Former Birmingham City Council leader Mike Whitby claimed more than £20,000 in allowances and expenses from the House of Lords over the course of a year – but did not make a single speech.
Parliamentary records show that Lord Whitby failed to take part in debates or ask any questions during this period.
He is one of a number of peers accused of being part of a “something for nothing” culture.
Campaigners called for the number members of the House of Lords, known as peers, to be cut. Darren Hughes, of the Electoral Reform Society, said: “Huge amounts of money are going to the people who contribute the least. This is an outrageous situation.”
But Lord Whitby said he planned to speak up more, particularly as he has a new role chairing Made in The Midlands, a group which backs the region’s manufacturing base.
He said: “I will be speaking as often as I can about the importance of manufacturing to the continued success of the United Kingdom.”
Members of the House of Lords are not paid a salary, but can claim a daily allowance of up to £300 for each day they attend. They can choose to receive the full amount, a reduced daily allowance of £150, or nothing at all. They can also claim travel expenses.
Figures published by the Parliamentary authorities show Lord Whitby claimed £15,600 in allowances in the 12 months from the start of May 2016 to the end of April 2017. These are the most recent figures available.
And he claimed £4,926 in travel expenses in the same period. It means that in total he receive £20,526.
But the Conservative peer, who led Birmingham City Council from 2004 to 2012, has not spoken in the House of Lords since January 22 2015, when he took part in a debate about local government funding.
In that speech, he called on the Government to allow major cities such as Birmingham to have more control over how money was spent.
Records show Lord Whitby took part in votes, and voted 57 times in the 2016-17 Parliamentary session.
But he’s not the only peer to claim expenses while remaining quiet in the Lords Chamber.
Former CBI Director General Digby Jones, a cross-bench peer as Lord Jones of Birmingham, claimed allowances of £10,800 and travel expenses of £3,291 in the 12 months from May 2016 to April 2017.
The last time he spoke in the Lords was on April 11 2016, when he urged the government to ensure new warships were built using British steel.
Lord Jones voted three times in the 2016-17 Parliamentary session.
Research from the Electoral Reform Society found that Peers from across the country who haven’t spoken in the Lords for an entire year have claimed nearly £1.3 million in expenses and allowances,
It found 115 Lords – one in seven of the total – failed to speak at all in the 2016/17 session, despite claiming an average of £11,091 each, while 18 peers failed to vote but still claimed £93,162.

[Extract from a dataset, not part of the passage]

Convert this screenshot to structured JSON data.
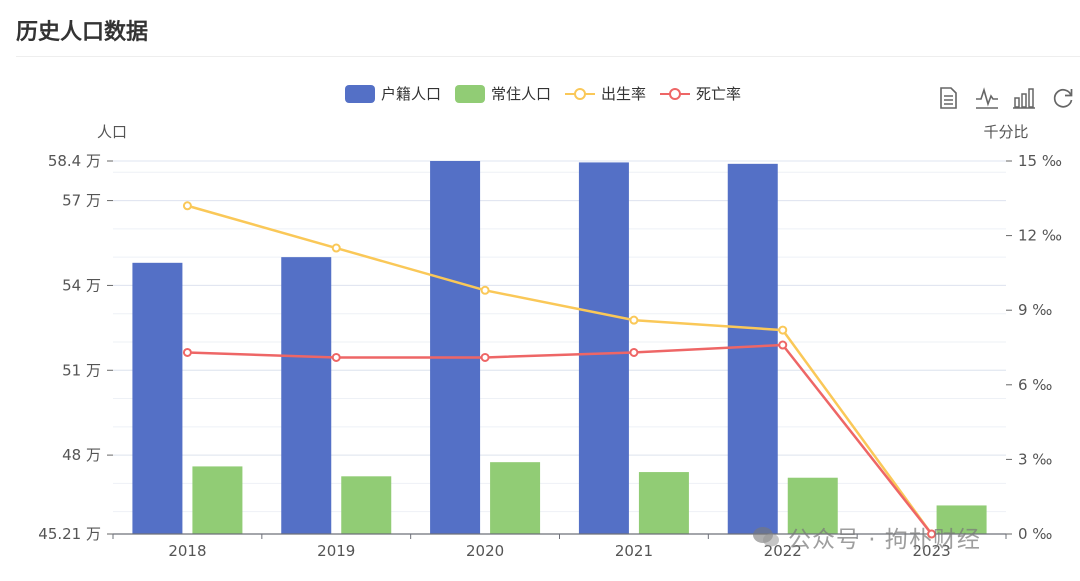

A spokesman for the House of Lords said that speaking in the Chamber was only one way that members of the House of Lords contributed to the nation.
He said: “The Electoral Reform Society’s calculations are undermined by their narrow focus on spoken contributions.
"Speaking in the Chamber is only one of the ways Members hold the government to account and this research ignores members’ contributions including amending legislation, asking the government written questions and serving on Select Committees as well as Parliamentary work away from the Chamber.”
Mr Hughes, the Electoral Reform Society’s chief executive, said: “These figures are a damning indictment of the state of the House of Lords. There appears to be a growing ‘something for nothing’ culture in our upper house, with tidy sums being claimed by those who barely contribute.
“And there are a worrying number of couch-potato peers and lobby-fodder Lords at a time when there is plenty to scrutinise – ostensibly the upper chamber’s role.”
He called for a reduction in the number of members of the House of Lords. There are currently almost 800 peers.
“We need to move to a much smaller upper chamber – one that is properly accountable – so that the Lords is no longer seen as a retirement home for party donors but something fit for the Mother of all Parliaments.”
Lord Fowler, the Lords Speaker and former MP for Sutton Coldfield in Birmingham, has previously suggested that the size of the House of Lords should be reduced.